Ainda para terminar esta “parte da guerra” do livro uma última observação. Moura Calheiros é rigoroso na escrita mas transmite uma imagem da guerra sem usar, por exemplo, expressões em calão. É um oficial a escrever como (certamente, não sei!) comandou. Andou de armas na mão, sofreu como os seus sargentos e praças (que repetidamente são por ele elogiados), matou e viu morrer, mas evita a linguagem “terra à terra”. Defende, elogia, todos os que sofreram a guerra no terreno: dos militares em quadrícula aos fuzileiros especiais, dos pilotos e operadores do helicanhão ou DO-27 às enfermeiras pára-quedistas; das tripulações das lanchas da Marinha aos pilotos de Fiat; dos sacrificados caçadores que picavam as estradas minadas aos comandos; e o Batalhão de Caçadores Pára-quedistas com o seu comandante, coronel pára-quedista Araújo e Sá, para Moura Calheiros um herói injustamente esquecido. O livro é também muito sobre a missão de resgate dos corpos dos militares enterrados em Guidage. Além de nos transmitir com algum detalhe o que foi o processo que conduziu a esta missão – mesmo que talvez pela sua proximidade no tempo omita alguns aspectos de bastidores – aborda passo a passo a missão na Guiné de hoje o que nos proporciona também uma interessante leitura. Moura Calheiros compara a Guiné Portuguesa, limpa, organizada e em progresso, mesmo em guerra, e a terrível realidade da Guiné -Bissau de hoje, com passagens, muito duras e outras com toques de alguma tragicomédia. Ao mesmo tempo mostra bem o modo como os portugueses, hoje, são ali acarinhados, facto que confessa o surpreendeu mas naturalmente muito apreciou e emocionou. Envergonha-se do modo como Portugal tratou no pós-25 de Abril de 1974 os guineenses que serviam nas Forças Armadas Portuguesas. Os que sobreviveram ainda guardam as suas cadernetas militares!
O livro faz também o percurso de vida dos 3 jovens pára-quedistas que ali morreram em 1973, o seu ambiente familiar, a vida nos pára-quedistas e o tempo de Guiné até à sua morte em combate. Para Moura Calheiros estes jovens, pelas suas origens humildes e pela difícil vida que haviam trilhado até se juntarem ao esforço de guerra em África, são uma boa amostra daquilo que foram a generalidade dos portugueses que defenderam o Império.
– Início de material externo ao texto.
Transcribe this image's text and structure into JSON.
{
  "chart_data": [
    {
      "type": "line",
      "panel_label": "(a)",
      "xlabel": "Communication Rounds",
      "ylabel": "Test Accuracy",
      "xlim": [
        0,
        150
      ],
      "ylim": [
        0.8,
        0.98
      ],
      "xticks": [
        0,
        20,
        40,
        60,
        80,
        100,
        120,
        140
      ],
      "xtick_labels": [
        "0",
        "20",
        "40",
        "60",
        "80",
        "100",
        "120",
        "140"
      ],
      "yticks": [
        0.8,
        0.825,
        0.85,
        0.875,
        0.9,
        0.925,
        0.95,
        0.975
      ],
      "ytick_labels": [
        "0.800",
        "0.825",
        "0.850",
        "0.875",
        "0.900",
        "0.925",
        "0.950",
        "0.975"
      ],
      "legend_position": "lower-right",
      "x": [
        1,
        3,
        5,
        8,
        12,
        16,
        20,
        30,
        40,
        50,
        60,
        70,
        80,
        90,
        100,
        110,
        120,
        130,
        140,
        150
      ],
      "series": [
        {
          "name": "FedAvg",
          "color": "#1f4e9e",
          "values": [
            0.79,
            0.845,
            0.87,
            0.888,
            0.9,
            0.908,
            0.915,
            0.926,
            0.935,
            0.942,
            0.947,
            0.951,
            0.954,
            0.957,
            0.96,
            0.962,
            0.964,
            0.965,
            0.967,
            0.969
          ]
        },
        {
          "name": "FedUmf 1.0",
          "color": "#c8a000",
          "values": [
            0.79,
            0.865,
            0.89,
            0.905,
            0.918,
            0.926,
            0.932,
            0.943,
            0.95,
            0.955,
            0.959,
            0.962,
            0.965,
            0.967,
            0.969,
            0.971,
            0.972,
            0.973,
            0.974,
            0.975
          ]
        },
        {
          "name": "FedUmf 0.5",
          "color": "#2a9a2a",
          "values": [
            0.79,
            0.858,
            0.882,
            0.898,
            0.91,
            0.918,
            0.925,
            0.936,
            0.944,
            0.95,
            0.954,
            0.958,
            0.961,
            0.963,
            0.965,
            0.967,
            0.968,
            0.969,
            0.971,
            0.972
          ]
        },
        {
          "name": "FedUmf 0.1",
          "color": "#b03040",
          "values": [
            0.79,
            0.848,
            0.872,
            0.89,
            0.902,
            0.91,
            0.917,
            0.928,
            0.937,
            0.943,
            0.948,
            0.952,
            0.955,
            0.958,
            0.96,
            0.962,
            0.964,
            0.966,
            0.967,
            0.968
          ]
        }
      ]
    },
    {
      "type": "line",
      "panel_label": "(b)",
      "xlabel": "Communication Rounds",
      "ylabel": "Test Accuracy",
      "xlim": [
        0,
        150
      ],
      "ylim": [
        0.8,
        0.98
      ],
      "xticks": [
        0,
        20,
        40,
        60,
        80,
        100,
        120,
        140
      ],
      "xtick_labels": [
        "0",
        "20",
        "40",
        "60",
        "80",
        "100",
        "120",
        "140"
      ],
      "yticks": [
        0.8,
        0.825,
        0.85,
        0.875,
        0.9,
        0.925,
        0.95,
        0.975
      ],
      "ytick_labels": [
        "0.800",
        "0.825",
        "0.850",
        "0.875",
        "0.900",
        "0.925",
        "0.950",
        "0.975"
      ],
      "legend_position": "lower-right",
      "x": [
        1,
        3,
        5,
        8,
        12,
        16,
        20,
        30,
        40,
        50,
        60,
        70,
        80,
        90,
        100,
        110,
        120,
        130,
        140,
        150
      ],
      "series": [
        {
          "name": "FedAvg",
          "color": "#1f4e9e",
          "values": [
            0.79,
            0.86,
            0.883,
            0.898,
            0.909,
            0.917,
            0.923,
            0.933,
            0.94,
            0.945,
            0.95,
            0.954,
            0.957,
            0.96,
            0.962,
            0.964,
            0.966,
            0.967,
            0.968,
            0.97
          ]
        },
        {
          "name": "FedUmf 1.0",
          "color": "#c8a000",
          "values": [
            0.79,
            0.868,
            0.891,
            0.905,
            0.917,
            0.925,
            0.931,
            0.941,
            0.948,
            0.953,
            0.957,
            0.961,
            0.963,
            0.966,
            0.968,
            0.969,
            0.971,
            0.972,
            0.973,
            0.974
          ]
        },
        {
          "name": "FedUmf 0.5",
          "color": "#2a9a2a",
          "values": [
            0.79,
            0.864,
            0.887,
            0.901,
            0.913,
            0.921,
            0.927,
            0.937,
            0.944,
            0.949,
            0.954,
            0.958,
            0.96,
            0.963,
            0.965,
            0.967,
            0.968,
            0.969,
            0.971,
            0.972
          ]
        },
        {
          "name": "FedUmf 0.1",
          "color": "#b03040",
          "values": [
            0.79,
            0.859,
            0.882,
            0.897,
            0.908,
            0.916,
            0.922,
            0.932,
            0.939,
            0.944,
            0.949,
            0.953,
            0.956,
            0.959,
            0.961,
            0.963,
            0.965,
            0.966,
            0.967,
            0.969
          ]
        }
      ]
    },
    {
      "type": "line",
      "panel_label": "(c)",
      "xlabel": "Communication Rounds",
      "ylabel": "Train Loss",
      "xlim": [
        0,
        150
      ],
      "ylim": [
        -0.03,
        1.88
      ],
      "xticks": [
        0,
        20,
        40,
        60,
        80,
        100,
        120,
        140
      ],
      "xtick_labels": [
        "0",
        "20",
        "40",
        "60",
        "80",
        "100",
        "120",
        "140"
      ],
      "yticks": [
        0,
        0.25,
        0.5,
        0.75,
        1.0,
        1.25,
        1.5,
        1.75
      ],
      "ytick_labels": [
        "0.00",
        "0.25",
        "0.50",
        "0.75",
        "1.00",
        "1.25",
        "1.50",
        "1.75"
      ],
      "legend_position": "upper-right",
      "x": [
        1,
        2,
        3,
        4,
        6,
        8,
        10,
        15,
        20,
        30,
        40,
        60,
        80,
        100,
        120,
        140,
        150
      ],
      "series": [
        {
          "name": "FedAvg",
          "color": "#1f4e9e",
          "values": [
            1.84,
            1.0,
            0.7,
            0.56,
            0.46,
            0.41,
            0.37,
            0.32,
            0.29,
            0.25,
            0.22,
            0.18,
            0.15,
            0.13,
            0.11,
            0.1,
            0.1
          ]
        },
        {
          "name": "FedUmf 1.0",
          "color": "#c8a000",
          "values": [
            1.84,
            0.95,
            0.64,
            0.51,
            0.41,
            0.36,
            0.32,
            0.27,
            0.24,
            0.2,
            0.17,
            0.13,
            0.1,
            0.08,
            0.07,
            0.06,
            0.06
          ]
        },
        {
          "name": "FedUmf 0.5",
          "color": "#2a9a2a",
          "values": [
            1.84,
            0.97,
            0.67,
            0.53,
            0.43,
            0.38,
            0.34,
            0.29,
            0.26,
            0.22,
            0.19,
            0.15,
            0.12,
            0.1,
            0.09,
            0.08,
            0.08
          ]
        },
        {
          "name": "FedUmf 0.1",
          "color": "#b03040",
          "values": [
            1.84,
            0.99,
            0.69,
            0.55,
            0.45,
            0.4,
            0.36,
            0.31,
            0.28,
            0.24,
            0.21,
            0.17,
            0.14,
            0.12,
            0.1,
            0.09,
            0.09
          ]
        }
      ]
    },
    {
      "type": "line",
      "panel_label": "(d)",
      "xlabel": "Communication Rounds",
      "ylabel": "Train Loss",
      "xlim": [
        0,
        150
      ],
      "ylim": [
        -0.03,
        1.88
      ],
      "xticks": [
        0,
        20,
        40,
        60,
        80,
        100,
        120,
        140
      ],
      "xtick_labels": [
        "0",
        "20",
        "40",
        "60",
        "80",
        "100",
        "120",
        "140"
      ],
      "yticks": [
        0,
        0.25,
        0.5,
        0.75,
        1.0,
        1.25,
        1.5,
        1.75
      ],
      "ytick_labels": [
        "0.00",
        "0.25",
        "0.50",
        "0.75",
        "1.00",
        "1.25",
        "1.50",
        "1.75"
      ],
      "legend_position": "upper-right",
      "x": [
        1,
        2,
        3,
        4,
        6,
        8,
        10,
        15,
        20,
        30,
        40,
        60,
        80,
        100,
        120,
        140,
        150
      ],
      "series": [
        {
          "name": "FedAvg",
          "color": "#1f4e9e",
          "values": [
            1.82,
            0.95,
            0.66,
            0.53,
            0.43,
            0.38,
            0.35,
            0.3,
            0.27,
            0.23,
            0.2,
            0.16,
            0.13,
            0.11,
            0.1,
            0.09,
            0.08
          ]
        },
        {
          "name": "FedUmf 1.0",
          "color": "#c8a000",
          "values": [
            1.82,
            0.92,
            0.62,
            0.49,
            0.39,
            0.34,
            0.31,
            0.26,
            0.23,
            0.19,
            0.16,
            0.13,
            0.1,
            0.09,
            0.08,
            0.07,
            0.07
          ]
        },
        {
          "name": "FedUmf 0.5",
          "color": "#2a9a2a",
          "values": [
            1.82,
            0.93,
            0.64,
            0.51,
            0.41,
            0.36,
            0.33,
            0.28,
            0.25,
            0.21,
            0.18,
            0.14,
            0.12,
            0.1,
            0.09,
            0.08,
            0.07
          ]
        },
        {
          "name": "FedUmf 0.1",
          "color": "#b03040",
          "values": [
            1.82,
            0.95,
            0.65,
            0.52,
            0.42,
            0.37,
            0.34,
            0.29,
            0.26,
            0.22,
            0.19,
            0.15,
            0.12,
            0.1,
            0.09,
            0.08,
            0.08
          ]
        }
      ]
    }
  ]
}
Não se julgue que há aqui juízos políticos, é uma constatação sobre os jovens que viu serem enviados para África, uns voluntários como os pára-quedistas, a maioria porque assim era e tinha chegado a sua altura.
As peripécias e dúvidas que se colocaram à Equipa que ali se deslocou em 2008 ocupam parte importante da obra e fica bem claro o reconhecimento do autor aos que se juntaram a essa empresa que alcançou, refira-se, sucesso completo.
Estamos perante um obra marcante sobre a última guerra que Portugal travou em África no século XX. Interessará a quem lá andou mas também, estou certo, a quem a queira estudar.
O livro tem formato 17x24cm, é profusamente ilustrado com fotos a cores e a preto e branco e mapas, tem 638 páginas e é uma edição da “Caminhos Romanos” (ver ficha técnica).
Miguel Silva Machado
Consulte aqui o site do livro: “A Última Missão”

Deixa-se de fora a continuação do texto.